How Have Small Businesses Been Impacted?
Small businesses have been some of the hardest hit by the lockdown, particularly in certain sectors. For instance, many companies in the hospitality sector are still closed for the foreseeable future, and there are reports that a lot of smaller companies won’t be able to reopen their doors. Some will not be able to cope with the drop in profits caused by social distancing while others have been unable to stay in the green through the crisis.
Self-employed individuals have been able to access a payment scheme through the government capped at £7500 for three months for a total of 80% of their earnings. However, for many self-employed individuals, this has not been enough to cover the costs. As well as this, some have been unable to claim due to starting their business too late.
Similar to the furlough scheme, the self-employed scheme is expected to dry up around October. As such, businesses will need to explore alternative paths of support to handle financial constraints. Small businesses can explore loans to cover costs. It is crucial when seeking a loan like this that business owners do understand the costs and requirements.
Many experts have also suggested that the period post lockdown could be the right time to start a new business. This is not a fresh concept, and numerous successful businesses have started their life during a recession.

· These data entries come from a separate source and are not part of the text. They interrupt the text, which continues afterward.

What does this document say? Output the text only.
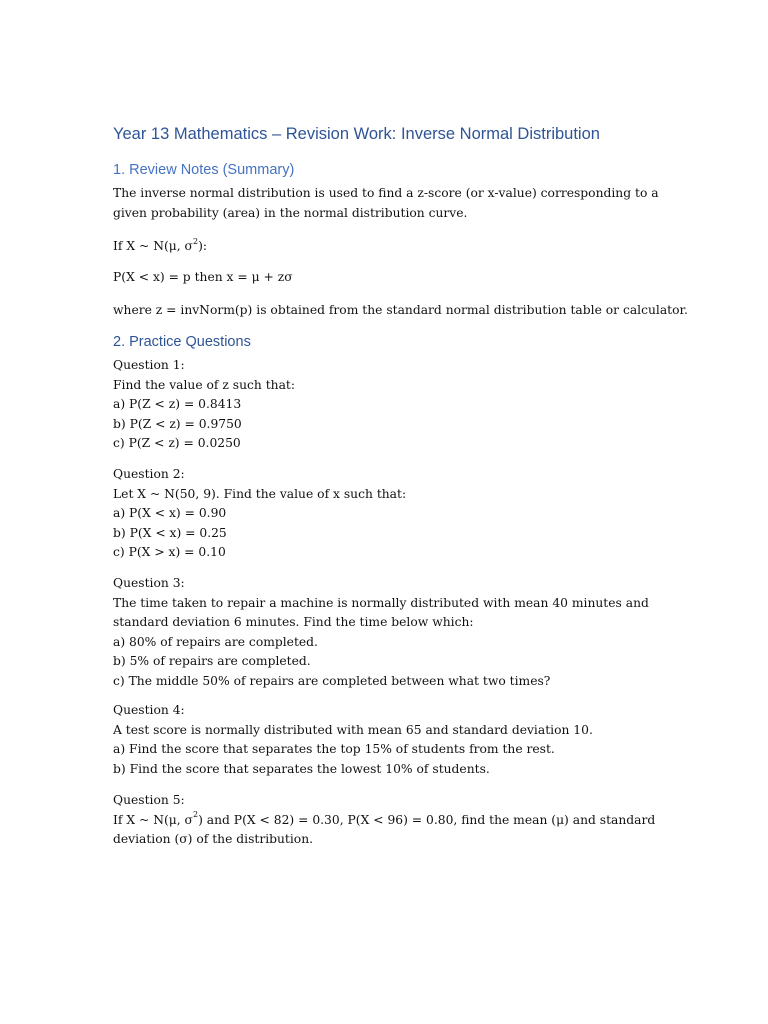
Year 13 Mathematics – Revision Work: Inverse Normal Distribution
1. Review Notes (Summary)
The inverse normal distribution is used to find a z-score (or x-value) corresponding to a
given probability (area) in the normal distribution curve.
If X ~ N(μ, $\sigma^2$):
P(X < x) = p then x = μ + zσ
where z = invNorm(p) is obtained from the standard normal distribution table or calculator.
2. Practice Questions
Question 1:
Find the value of z such that:
a) P(Z < z) = 0.8413
b) P(Z < z) = 0.9750
c) P(Z < z) = 0.0250
Question 2:
Let X ~ N(50, 9). Find the value of x such that:
a) P(X < x) = 0.90
b) P(X < x) = 0.25
c) P(X > x) = 0.10
Question 3:
The time taken to repair a machine is normally distributed with mean 40 minutes and
standard deviation 6 minutes. Find the time below which:
a) 80% of repairs are completed.
b) 5% of repairs are completed.
c) The middle 50% of repairs are completed between what two times?
Question 4:
A test score is normally distributed with mean 65 and standard deviation 10.
a) Find the score that separates the top 15% of students from the rest.
b) Find the score that separates the lowest 10% of students.
Question 5:
If X ~ N(μ, $\sigma^2$) and P(X < 82) = 0.30, P(X < 96) = 0.80, find the mean (μ) and standard
deviation (σ) of the distribution.
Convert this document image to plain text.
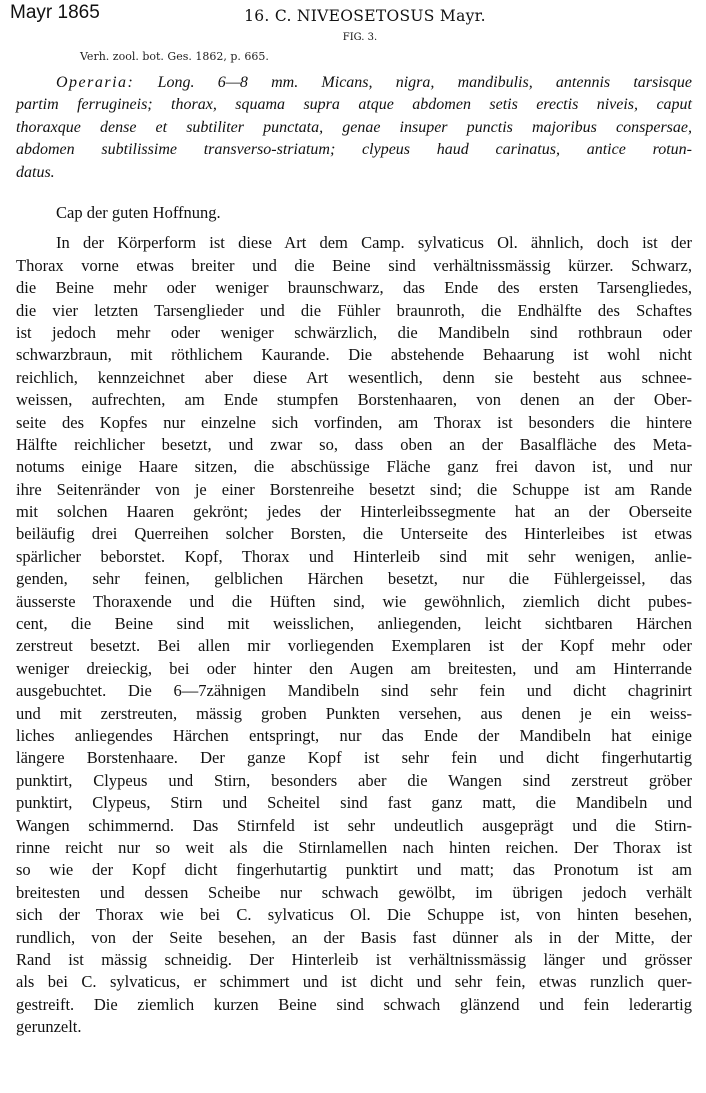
Mayr 1865	16. C. NIVEOSETOSUS Mayr.
FIG. 3.
Verh. zool. bot. Ges. 1862, p. 665.
Operaria: Long. 6—8 mm. Micans, nigra, mandibulis, antennis tarsisque
partim ferrugineis; thorax, squama supra atque abdomen setis erectis niveis, caput
thoraxque dense et subtiliter punctata, genae insuper punctis majoribus conspersae,
abdomen subtilissime transverso-striatum; clypeus haud carinatus, antice rotun-
datus.
Cap der guten Hoffnung.
In der Körperform ist diese Art dem Camp. sylvaticus Ol. ähnlich, doch ist der
Thorax vorne etwas breiter und die Beine sind verhältnissmässig kürzer. Schwarz,
die Beine mehr oder weniger braunschwarz, das Ende des ersten Tarsengliedes,
die vier letzten Tarsenglieder und die Fühler braunroth, die Endhälfte des Schaftes
ist jedoch mehr oder weniger schwärzlich, die Mandibeln sind rothbraun oder
schwarzbraun, mit röthlichem Kaurande. Die abstehende Behaarung ist wohl nicht
reichlich, kennzeichnet aber diese Art wesentlich, denn sie besteht aus schnee-
weissen, aufrechten, am Ende stumpfen Borstenhaaren, von denen an der Ober-
seite des Kopfes nur einzelne sich vorfinden, am Thorax ist besonders die hintere
Hälfte reichlicher besetzt, und zwar so, dass oben an der Basalfläche des Meta-
notums einige Haare sitzen, die abschüssige Fläche ganz frei davon ist, und nur
ihre Seitenränder von je einer Borstenreihe besetzt sind; die Schuppe ist am Rande
mit solchen Haaren gekrönt; jedes der Hinterleibssegmente hat an der Oberseite
beiläufig drei Querreihen solcher Borsten, die Unterseite des Hinterleibes ist etwas
spärlicher beborstet. Kopf, Thorax und Hinterleib sind mit sehr wenigen, anlie-
genden, sehr feinen, gelblichen Härchen besetzt, nur die Fühlergeissel, das
äusserste Thoraxende und die Hüften sind, wie gewöhnlich, ziemlich dicht pubes-
cent, die Beine sind mit weisslichen, anliegenden, leicht sichtbaren Härchen
zerstreut besetzt. Bei allen mir vorliegenden Exemplaren ist der Kopf mehr oder
weniger dreieckig, bei oder hinter den Augen am breitesten, und am Hinterrande
ausgebuchtet. Die 6—7zähnigen Mandibeln sind sehr fein und dicht chagrinirt
und mit zerstreuten, mässig groben Punkten versehen, aus denen je ein weiss-
liches anliegendes Härchen entspringt, nur das Ende der Mandibeln hat einige
längere Borstenhaare. Der ganze Kopf ist sehr fein und dicht fingerhutartig
punktirt, Clypeus und Stirn, besonders aber die Wangen sind zerstreut gröber
punktirt, Clypeus, Stirn und Scheitel sind fast ganz matt, die Mandibeln und
Wangen schimmernd. Das Stirnfeld ist sehr undeutlich ausgeprägt und die Stirn-
rinne reicht nur so weit als die Stirnlamellen nach hinten reichen. Der Thorax ist
so wie der Kopf dicht fingerhutartig punktirt und matt; das Pronotum ist am
breitesten und dessen Scheibe nur schwach gewölbt, im übrigen jedoch verhält
sich der Thorax wie bei C. sylvaticus Ol. Die Schuppe ist, von hinten besehen,
rundlich, von der Seite besehen, an der Basis fast dünner als in der Mitte, der
Rand ist mässig schneidig. Der Hinterleib ist verhältnissmässig länger und grösser
als bei C. sylvaticus, er schimmert und ist dicht und sehr fein, etwas runzlich quer-
gestreift. Die ziemlich kurzen Beine sind schwach glänzend und fein lederartig
gerunzelt.
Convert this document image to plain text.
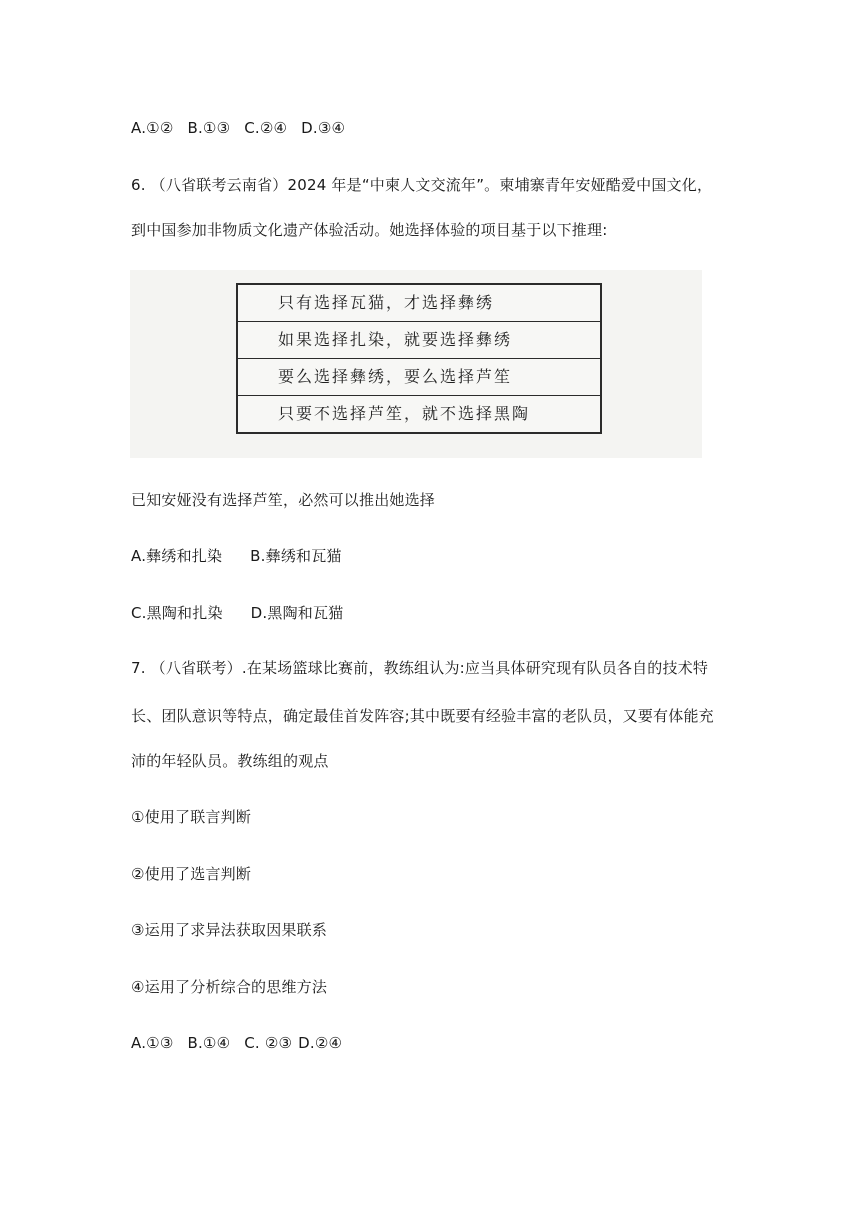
A.①② B.①③ C.②④ D.③④
6. （八省联考云南省）2024 年是“中柬人文交流年”。柬埔寨青年安娅酷爱中国文化，
到中国参加非物质文化遗产体验活动。她选择体验的项目基于以下推理:
只有选择瓦猫，才选择彝绣
如果选择扎染，就要选择彝绣
要么选择彝绣，要么选择芦笙
只要不选择芦笙，就不选择黑陶
已知安娅没有选择芦笙，必然可以推出她选择
A.彝绣和扎染 B.彝绣和瓦猫
C.黑陶和扎染 D.黑陶和瓦猫
7. （八省联考）.在某场篮球比赛前，教练组认为:应当具体研究现有队员各自的技术特
长、团队意识等特点，确定最佳首发阵容;其中既要有经验丰富的老队员，又要有体能充
沛的年轻队员。教练组的观点
①使用了联言判断
②使用了选言判断
③运用了求异法获取因果联系
④运用了分析综合的思维方法
A.①③ B.①④ C. ②③ D.②④
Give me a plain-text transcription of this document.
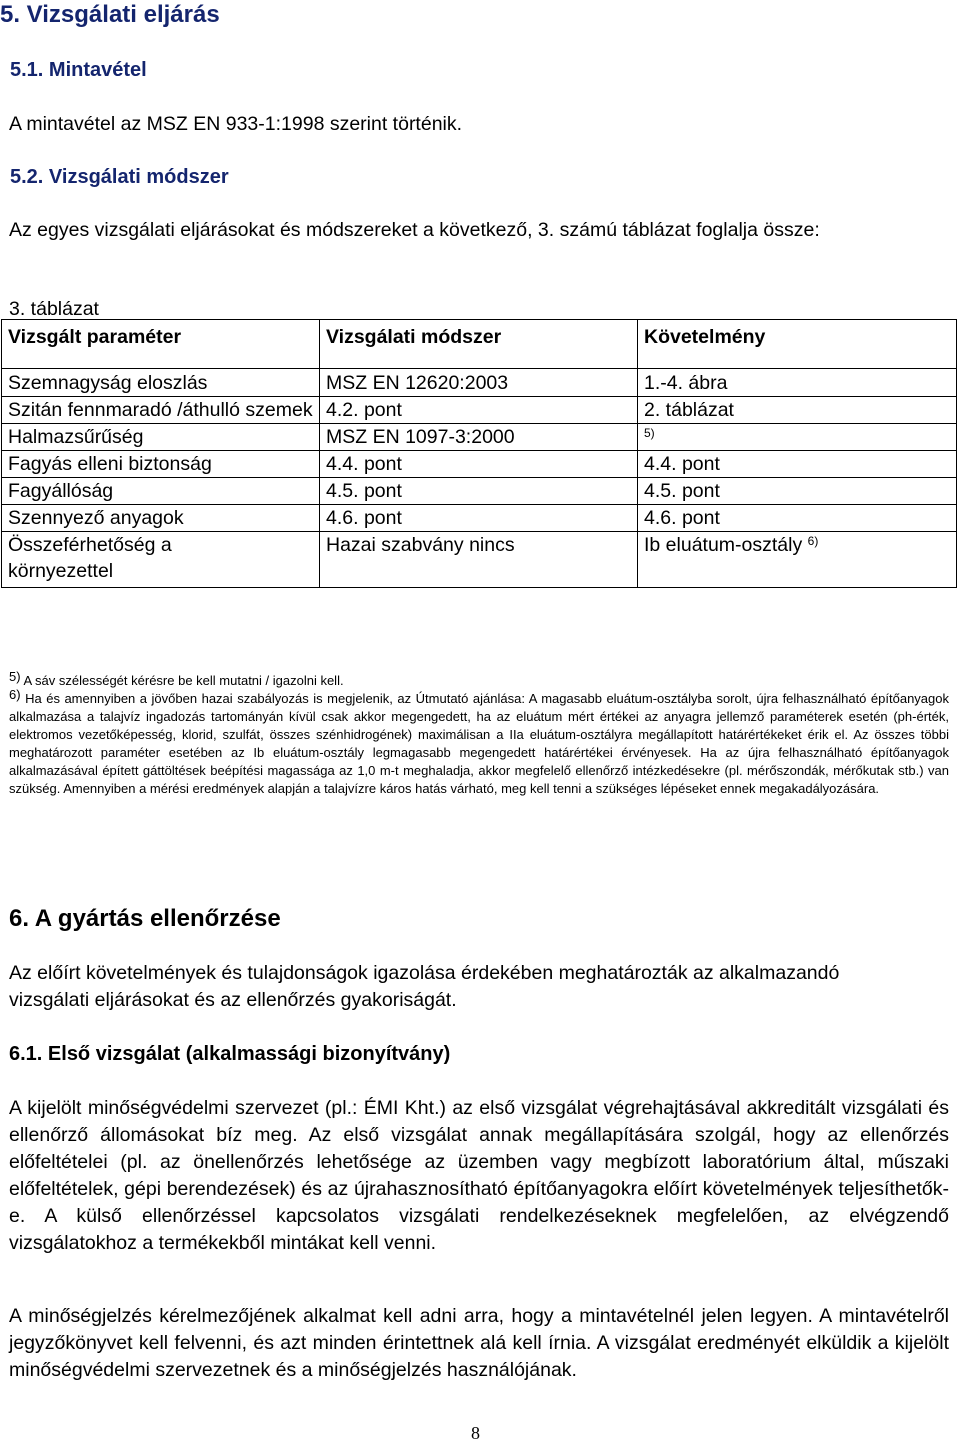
5. Vizsgálati eljárás
5.1. Mintavétel

A mintavétel az MSZ EN 933-1:1998 szerint történik.

5.2. Vizsgálati módszer

Az egyes vizsgálati eljárásokat és módszereket a következő, 3. számú táblázat foglalja össze:

3. táblázat

Vizsgált paraméter	Vizsgálati módszer	Követelmény
Szemnagyság eloszlás	MSZ EN 12620:2003	1.-4. ábra
Szitán fennmaradó /áthulló szemek	4.2. pont	2. táblázat
Halmazsűrűség	MSZ EN 1097-3:2000	$^{5)}$
Fagyás elleni biztonság	4.4. pont	4.4. pont
Fagyállóság	4.5. pont	4.5. pont
Szennyező anyagok	4.6. pont	4.6. pont
Összeférhetőség a környezettel	Hazai szabvány nincs	Ib eluátum-osztály $^{6)}$

$^{5)}$ A sáv szélességét kérésre be kell mutatni / igazolni kell.

$^{6)}$ Ha és amennyiben a jövőben hazai szabályozás is megjelenik, az Útmutató ajánlása: A magasabb eluátum-osztályba sorolt, újra felhasználható építőanyagok alkalmazása a talajvíz ingadozás tartományán kívül csak akkor megengedett, ha az eluátum mért értékei az anyagra jellemző paraméterek esetén (ph-érték, elektromos vezetőképesség, klorid, szulfát, összes szénhidrogének) maximálisan a IIa eluátum-osztályra megállapított határértékeket érik el. Az összes többi meghatározott paraméter esetében az Ib eluátum-osztály legmagasabb megengedett határértékei érvényesek. Ha az újra felhasználható építőanyagok alkalmazásával épített gáttöltések beépítési magassága az 1,0 m-t meghaladja, akkor megfelelő ellenőrző intézkedésekre (pl. mérőszondák, mérőkutak stb.) van szükség. Amennyiben a mérési eredmények alapján a talajvízre káros hatás várható, meg kell tenni a szükséges lépéseket ennek megakadályozására.

6. A gyártás ellenőrzése

Az előírt követelmények és tulajdonságok igazolása érdekében meghatározták az alkalmazandó vizsgálati eljárásokat és az ellenőrzés gyakoriságát.

6.1. Első vizsgálat (alkalmassági bizonyítvány)

A kijelölt minőségvédelmi szervezet (pl.: ÉMI Kht.) az első vizsgálat végrehajtásával akkreditált vizsgálati és ellenőrző állomásokat bíz meg. Az első vizsgálat annak megállapítására szolgál, hogy az ellenőrzés előfeltételei (pl. az önellenőrzés lehetősége az üzemben vagy megbízott laboratórium által, műszaki előfeltételek, gépi berendezések) és az újrahasznosítható építőanyagokra előírt követelmények teljesíthetők-e. A külső ellenőrzéssel kapcsolatos vizsgálati rendelkezéseknek megfelelően, az elvégzendő vizsgálatokhoz a termékekből mintákat kell venni.

A minőségjelzés kérelmezőjének alkalmat kell adni arra, hogy a mintavételnél jelen legyen. A mintavételről jegyzőkönyvet kell felvenni, és azt minden érintettnek alá kell írnia. A vizsgálat eredményét elküldik a kijelölt minőségvédelmi szervezetnek és a minőségjelzés használójának.

8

Indeed, both Uber and Airbnb were set up during the global financial crisis that occurred between 2007 and 2009. Some experts suggest that businesses set up during a recession are more robust and built for longevity.
Currently, the World Bank is predicting that the economy will shrink by 5.2%. This is the worst performance since the aftermath of World War Two. However, people are already taking the opportunity to set up new businesses. In the US alone, over 67,000 applications were set up for new companies through May.
It’s clear then that the impact of the coronavirus has been both significant and diverse with various trends in changing to spending and the management of debt. Both small businesses and individuals do face significant challenges in the future as the world continues to adapt post-COVID-19. However, there are options available for those who are looking to improve their financial situation and stand on their own two feet once more.